Research holds the key to survival | Shirley Mertz
According to the American Cancer Society, this year 40,290 women and men will die of breast cancer. If you do the math, on average that’s 110 people every day. And that number hasn’t changed in 20 years. But when you turn on the news, you never hear: 110 people died of breast cancer today. If 110 people died in Iraq or in a train wreck or as a result of terrorism people would be outraged. It would be huge news. But there is breast cancer fatigue. People think: Yes, the diagnosis is bad, but you’ll be fine, so it’s not really that big a deal. Unfortunately, that’s not true. Why not? Because research dollars have not focused on the kind of breast cancer that leaves the breast and kills metastatic breast cancer.
In 1991, I was diagnosed with early stage breast cancer. It was found on a routine mammogram, in one breast, and the doctor gave me the option of a mastectomy or a lumpectomy followed by radiation. I was scared—and because I had two small boys I chose to have a bilateral mastectomy (both breasts) so that I would be sure never to have to deal with this disease again. After the operation my doctor said, “Go on with your life. You’re cured.” One year passed. Five years passed. Ten years passed. I thought I had beaten the disease.
Then, after twelve years I started having some trouble with my rib cage; the doctor suggested I get a bone scan. My ribs were fine, but my spine lit up like a Christmas tree. Those spots proved to be metastatic breast cancer.
Since my initial cancer had been hormone positive, I started taking an anti-hormone agent. Within ten months the cancer had spread throughout my skeleton to my liver. So we did a biopsy—which showed the metastatic cancer was hormone negative, and I now had HER-2 positive breast cancer.
Cancer can mutate. And research is finding that in 10-15% of recurrence diagnoses, biopsies show the metastatic breast cancer as being different from the initial breast cancer. Even within a particular site a tumor can be heterogeneous, containing cancerous cells with a different molecular makeup—one part is hormone positive and one part is hormone negative. Another problem with metastatic breast cancer is that your treatment may work for a while, but then the cancer becomes resistant.
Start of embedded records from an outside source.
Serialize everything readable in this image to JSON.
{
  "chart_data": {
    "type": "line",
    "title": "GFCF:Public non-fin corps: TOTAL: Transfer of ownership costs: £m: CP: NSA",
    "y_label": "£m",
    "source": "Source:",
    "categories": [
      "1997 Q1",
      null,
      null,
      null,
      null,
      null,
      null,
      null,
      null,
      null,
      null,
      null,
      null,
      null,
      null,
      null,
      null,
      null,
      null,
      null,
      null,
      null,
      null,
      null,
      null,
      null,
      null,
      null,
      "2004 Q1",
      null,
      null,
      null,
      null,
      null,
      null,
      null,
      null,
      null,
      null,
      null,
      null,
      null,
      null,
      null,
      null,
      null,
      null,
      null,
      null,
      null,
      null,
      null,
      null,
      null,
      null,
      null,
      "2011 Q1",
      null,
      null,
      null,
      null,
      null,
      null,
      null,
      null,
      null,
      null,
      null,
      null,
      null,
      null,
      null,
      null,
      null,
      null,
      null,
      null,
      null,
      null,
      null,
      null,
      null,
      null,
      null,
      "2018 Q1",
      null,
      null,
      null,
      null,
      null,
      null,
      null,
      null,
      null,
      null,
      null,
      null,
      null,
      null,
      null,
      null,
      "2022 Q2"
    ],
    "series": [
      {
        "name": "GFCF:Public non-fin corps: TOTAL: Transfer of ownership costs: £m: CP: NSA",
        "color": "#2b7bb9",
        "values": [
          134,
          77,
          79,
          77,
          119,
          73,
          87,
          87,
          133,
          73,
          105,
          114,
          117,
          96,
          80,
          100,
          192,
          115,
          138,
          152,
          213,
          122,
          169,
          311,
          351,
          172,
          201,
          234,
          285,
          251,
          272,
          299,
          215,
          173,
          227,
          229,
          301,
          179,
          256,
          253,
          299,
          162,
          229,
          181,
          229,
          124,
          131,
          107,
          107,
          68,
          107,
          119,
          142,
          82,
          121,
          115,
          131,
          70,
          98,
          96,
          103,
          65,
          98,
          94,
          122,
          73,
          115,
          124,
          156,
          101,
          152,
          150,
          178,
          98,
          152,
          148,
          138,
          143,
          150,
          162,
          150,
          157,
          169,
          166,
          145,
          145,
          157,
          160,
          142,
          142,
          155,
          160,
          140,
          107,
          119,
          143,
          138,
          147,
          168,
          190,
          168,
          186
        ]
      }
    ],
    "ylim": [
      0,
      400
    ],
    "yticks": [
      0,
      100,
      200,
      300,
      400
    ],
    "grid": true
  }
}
This disease is a real challenge. Certainly, it’s a challenge for the patient; it’s also a challenge for even the best clinicians.
Of course, no evidence of disease does not mean I’m cured. I still have regular scans, and still get regular infusions. But it means that the metastatic disease is too small to see. I feel healthy. I’ve had a long run—nine and a half years with no evidence of disease.
At the time of metastatic diagnosis, I was close to completing a 36-year career in education as a high school teacher and principal. When I received my news of no evidence of disease, I knew I had to use my teaching and speaking skills to advocate on behalf of other metastatic patients. But first I needed to educate myself about the science of this complex disease. I took a series of courses in the biology of breast cancer, clinical trials and quality health care offered by the National Breast Cancer Coalition (NBCC).
Now, I’m a consumer grant reviewer for the Department of Defense Breast Cancer Research Program and Komen; Chair of the Metastatic Breast Cancer Patient Advocate Subcommittee of the Translational Breast Cancer Research Consortium; member of the Advocate Advisory Committee for the University of Chicago Breast Cancer Research Program; Board member of the NBCC; and President of the Metastatic Breast Cancer Network, a founding organization for the MBC Alliance.
I’m involved in a lot of different initiatives, but as long as I can, I must try to make a difference. Many patients can’t due to the toxicity of the drugs—and they deserve better. Right now the majority of research really focuses on early stage breast cancer; only 7% of research grants funded between 2000-2013 related to metastatic breast cancer. But metastatic breast cancer is what kills. It’s not that we don’t have the brain power to help metastatic patients live decades with the disease; it’s just that we haven’t put our minds to it. AIDS went from being a death sentence to being a chronic disease. Today the mean survival rate for metastatic breast cancer is 2 to 3 years. I know one woman who lived 15 years. I’m at 12. I try to have a positive view: Carpe Diem. But, yes reality hits me in the face every day.